Saponins are potential wide-spectrum antitumor drugs, and copper(I) catalyzed azide-alkyne 1,3-dipolar cycloaddition is a suitable approach to synthesizing saponin-like compounds by regioselective glycosylation of the C2/C3 hydroxyl and C28 carboxylic groups of triterpene aglycones maslinic acid (MA) and oleanolic acid (OA). Biological studies on the T-84 human colon carcinoma cell line support the role of the hydroxyl groups at C2/C3, the influence of the aglycone, and the bulky nature of the substituents in C28. OA bearing a α-d-mannose moiety at C28 (compound 18) focused our interest because the estimated inhibitory concentration 50 was similar to that reported for ginsenoside Rh2 against colon cancer cells and it inhibits the G1-S phase transition affecting the cell viability and apoptosis.

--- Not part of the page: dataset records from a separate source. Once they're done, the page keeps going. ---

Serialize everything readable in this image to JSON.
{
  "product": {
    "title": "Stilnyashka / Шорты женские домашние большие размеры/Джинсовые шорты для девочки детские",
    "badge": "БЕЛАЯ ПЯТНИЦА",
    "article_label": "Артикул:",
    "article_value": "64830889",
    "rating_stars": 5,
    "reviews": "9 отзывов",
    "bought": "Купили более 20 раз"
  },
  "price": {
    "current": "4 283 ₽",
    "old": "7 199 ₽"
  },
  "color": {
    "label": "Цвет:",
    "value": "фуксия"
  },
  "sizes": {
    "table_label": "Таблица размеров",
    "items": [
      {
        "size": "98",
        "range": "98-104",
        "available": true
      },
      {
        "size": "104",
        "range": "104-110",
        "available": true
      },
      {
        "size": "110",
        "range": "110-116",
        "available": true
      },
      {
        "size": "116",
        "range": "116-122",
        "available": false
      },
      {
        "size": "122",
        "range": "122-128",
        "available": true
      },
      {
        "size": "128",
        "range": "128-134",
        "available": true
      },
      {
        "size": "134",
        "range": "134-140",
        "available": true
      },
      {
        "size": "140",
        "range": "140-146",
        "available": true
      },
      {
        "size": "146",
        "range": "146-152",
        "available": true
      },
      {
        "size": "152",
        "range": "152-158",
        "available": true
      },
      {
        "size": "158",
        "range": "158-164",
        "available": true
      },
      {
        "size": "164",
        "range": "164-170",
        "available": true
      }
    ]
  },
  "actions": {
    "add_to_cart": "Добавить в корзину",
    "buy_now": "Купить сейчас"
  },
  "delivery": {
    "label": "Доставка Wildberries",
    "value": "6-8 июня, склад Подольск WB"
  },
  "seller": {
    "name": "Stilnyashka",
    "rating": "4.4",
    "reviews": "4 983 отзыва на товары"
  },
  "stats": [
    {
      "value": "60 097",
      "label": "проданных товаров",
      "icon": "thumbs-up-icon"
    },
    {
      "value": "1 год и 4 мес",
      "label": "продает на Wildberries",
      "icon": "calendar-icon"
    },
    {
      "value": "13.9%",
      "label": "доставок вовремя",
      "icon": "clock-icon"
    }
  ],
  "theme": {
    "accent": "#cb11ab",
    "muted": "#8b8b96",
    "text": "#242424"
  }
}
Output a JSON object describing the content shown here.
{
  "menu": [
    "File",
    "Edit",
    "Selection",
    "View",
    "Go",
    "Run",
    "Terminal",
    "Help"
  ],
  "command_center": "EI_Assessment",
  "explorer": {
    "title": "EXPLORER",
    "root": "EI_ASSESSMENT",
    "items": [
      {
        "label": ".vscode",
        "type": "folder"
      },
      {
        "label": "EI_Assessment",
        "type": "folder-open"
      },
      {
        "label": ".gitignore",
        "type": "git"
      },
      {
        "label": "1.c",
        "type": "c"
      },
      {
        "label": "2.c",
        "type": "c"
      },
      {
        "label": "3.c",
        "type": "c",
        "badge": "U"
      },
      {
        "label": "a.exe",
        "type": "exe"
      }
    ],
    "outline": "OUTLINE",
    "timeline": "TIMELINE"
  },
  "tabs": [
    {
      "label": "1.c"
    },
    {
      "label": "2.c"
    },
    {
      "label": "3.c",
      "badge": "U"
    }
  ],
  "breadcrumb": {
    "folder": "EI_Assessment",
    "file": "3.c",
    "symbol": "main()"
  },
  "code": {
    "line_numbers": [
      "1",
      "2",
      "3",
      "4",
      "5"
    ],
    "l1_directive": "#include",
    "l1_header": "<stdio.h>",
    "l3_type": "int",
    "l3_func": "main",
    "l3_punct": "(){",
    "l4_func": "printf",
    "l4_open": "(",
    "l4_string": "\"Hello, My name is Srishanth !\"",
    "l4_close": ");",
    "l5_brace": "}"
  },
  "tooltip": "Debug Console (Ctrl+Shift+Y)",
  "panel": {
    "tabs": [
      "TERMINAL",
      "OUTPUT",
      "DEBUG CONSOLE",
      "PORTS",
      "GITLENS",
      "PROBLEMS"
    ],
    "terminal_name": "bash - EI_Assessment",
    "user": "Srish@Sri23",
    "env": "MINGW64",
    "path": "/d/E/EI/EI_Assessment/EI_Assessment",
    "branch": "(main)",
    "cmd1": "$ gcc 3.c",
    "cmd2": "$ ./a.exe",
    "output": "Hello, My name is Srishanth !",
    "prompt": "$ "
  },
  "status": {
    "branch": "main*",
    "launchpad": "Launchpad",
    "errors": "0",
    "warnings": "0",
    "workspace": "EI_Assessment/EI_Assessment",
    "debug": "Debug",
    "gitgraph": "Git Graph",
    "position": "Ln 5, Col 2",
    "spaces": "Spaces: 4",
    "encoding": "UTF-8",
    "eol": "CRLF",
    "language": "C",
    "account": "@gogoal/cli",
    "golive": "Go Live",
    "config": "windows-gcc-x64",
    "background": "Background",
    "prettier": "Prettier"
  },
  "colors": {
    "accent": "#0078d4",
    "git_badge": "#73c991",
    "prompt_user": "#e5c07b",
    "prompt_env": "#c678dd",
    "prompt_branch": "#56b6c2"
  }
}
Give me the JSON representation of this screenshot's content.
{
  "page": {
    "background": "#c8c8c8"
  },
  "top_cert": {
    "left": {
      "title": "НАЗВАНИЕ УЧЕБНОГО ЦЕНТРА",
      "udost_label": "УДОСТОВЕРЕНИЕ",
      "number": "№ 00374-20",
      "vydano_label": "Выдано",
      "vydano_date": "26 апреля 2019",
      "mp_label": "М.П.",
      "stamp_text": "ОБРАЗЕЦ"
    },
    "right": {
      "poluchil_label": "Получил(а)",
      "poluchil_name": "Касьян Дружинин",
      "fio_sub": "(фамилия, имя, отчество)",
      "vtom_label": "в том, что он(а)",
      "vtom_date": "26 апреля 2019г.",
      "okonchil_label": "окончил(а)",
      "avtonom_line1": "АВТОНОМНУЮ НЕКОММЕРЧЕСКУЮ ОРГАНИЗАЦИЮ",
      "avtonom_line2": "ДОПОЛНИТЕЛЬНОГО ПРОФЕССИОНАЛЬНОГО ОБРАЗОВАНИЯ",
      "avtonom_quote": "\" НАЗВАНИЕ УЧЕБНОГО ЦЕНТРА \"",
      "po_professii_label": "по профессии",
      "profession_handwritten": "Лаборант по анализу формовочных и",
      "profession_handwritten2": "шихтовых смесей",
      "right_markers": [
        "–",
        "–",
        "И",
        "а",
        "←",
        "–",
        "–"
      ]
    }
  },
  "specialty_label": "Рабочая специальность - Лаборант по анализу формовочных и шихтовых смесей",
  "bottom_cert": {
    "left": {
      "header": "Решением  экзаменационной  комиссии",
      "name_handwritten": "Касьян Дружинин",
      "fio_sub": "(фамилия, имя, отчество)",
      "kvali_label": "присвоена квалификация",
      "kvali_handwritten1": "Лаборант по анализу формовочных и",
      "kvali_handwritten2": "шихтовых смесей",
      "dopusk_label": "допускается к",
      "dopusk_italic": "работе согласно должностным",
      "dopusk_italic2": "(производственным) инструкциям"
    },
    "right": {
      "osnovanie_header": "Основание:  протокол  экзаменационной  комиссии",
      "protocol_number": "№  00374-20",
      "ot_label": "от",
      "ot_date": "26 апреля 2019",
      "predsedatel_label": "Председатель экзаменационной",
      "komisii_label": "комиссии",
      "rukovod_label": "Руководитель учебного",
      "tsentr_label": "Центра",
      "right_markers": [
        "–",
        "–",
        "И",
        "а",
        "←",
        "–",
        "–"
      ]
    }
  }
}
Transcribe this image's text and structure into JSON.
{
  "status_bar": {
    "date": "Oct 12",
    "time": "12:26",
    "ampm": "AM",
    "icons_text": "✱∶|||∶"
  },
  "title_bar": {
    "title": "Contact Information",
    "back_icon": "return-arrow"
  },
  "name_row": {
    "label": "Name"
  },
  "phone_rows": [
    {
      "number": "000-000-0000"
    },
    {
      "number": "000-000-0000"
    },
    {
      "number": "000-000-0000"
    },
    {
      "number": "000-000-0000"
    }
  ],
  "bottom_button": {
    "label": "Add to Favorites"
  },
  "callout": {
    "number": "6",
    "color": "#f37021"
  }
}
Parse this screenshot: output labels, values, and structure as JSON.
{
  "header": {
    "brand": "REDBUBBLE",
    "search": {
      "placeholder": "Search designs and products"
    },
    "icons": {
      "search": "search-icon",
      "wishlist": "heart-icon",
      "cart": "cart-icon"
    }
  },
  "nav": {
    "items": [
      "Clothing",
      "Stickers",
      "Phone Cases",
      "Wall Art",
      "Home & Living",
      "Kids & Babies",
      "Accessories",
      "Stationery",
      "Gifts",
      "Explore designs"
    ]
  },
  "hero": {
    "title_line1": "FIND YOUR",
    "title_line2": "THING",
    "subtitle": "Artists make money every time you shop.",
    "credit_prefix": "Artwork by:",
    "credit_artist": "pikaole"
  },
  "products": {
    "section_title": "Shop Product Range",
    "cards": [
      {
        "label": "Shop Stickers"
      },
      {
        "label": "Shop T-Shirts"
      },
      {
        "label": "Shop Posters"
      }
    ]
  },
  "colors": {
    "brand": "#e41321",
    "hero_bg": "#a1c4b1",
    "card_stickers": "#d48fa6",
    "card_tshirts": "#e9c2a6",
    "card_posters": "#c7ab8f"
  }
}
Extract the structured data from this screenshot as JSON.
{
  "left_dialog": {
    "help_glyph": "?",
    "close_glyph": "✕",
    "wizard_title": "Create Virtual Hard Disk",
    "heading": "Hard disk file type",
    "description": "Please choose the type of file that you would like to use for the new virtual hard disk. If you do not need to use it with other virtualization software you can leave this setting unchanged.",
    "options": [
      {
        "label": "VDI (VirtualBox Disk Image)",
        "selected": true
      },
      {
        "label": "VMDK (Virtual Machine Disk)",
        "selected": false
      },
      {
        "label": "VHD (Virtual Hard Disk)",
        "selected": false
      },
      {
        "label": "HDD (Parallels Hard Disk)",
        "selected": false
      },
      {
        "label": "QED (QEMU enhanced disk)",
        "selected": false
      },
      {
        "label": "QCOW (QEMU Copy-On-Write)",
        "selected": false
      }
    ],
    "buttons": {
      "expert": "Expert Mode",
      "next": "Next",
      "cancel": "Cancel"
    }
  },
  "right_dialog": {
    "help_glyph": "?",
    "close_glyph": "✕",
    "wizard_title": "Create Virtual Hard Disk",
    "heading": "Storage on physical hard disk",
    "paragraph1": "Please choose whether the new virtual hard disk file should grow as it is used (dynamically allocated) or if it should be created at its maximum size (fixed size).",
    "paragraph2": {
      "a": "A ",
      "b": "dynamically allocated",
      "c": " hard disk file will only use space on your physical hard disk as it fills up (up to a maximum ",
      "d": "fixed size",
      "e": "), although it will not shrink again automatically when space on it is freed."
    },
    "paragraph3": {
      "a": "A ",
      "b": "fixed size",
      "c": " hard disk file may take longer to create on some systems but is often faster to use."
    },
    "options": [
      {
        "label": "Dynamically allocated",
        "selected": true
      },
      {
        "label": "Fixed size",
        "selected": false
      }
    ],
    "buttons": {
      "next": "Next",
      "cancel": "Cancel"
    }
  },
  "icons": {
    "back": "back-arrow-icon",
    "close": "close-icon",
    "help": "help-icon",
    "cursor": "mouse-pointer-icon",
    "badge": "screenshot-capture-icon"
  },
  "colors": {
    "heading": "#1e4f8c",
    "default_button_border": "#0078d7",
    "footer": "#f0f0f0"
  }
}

Considering that triterpenoids from natural sources have been identified as inhibitors of nuclear factor kappa-light-chain-enhancer of activated B cell (NF-κB) signaling, docking studies were conducted to evaluate whether NF-κB may be a potential target. Results are consistent with the biological study and predict a similar binding mode of MA and compound 18 to the p52 subunit from NF-κB but not for OA. The fact that the binding site is shared by the NF-κB inhibitor 6,6-dimethyl-2-(phenylimino)-6,7-dihydrobenzo[d][1,3]oxathiol-4(5H)-one supports the result and points to NF-κB as a potential target of both MA and compound 18.